In 1993, a manual entitled RiskMetrics set out a detailed methodology for predicting the volatility of a large and complex portfolio of financial securities based on a probabilistic model. The manual contained no new theory. It did, however, combine several of the ideas described above in a very practical and implementable way. Risk management was born.
The predictive ability of RiskMetrics proved to be so good that it caused a global microeconomic revolution. Financial firms and regulators across the globe rushed to adopt it. It did not take long for non-financials to join the race. At the start of 1997, the methodology was extended to credit risk portfolios. It appeared that risk had been tamed.
In the end of 1997, the Asian Crisis made it clear that risk had not been reined in. Losses substantially surpassed the methodology’s predictions. Banks and companies went bust. The fatal error had been to choose volatility as the risk measure.
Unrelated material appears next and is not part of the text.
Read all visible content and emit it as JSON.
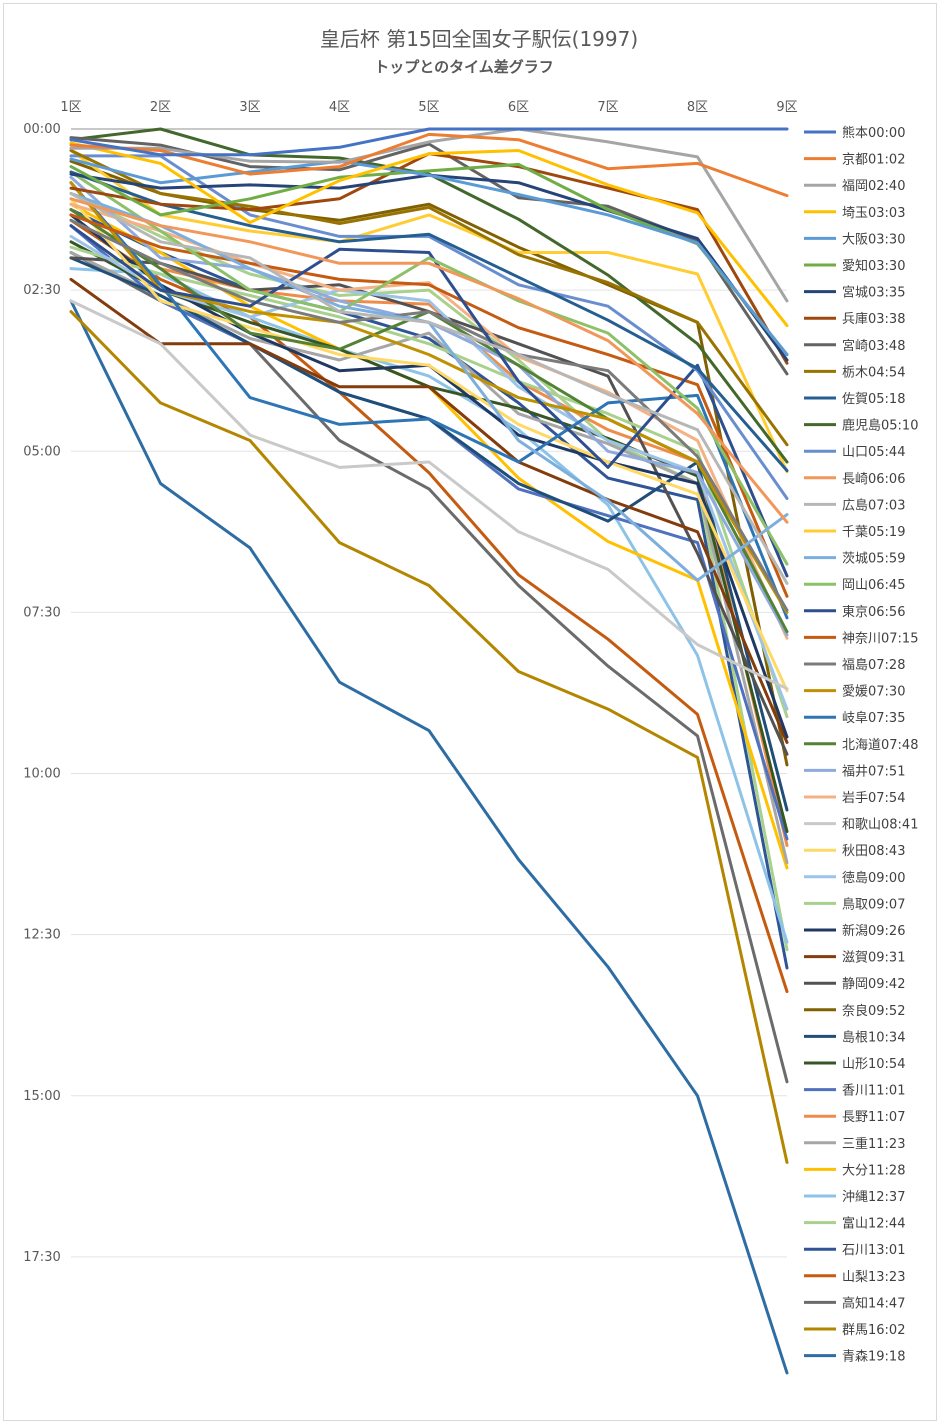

Broadly speaking, the usage of volatility in risk monitoring assumes that crises and extreme returns do not exist. Roy was right: risk is severe and rare loss.
The immediate solution for coping with severe losses was to develop stress tests – methodologies that seek to generate substantial losses without a probabilistic stamp. Extreme returns on a single asset were successfully modelled at the start of the millennium. Meanwhile, extreme returns on a portfolio of assets were modelled from the lessons learned from the 2008 crisis. To price real estate derivatives in a simple way, a sophisticated model had been restricted by the assumption that different debt issuers would never default simultaneously. This unrealistic simplification was one of the sparks in the early phase of the crisis. This simplification was discarded and the subsequent model was popularised. The risk measurement of large and complex portfolios henceforth contained models capable of dealing with simultaneous losses of several of their assets.
There has been a rich learning curve over the past 25 years. Governance is essential. Risk appetite must be unequivocally determined. Risk management must be based on the subjective judgment of experts with a foundation in historical knowledge, useful data and probabilistic models. It must consider a past that may be repeated similarly in the future, a past that might have happened but did not, and one which never happened but which plausibly might.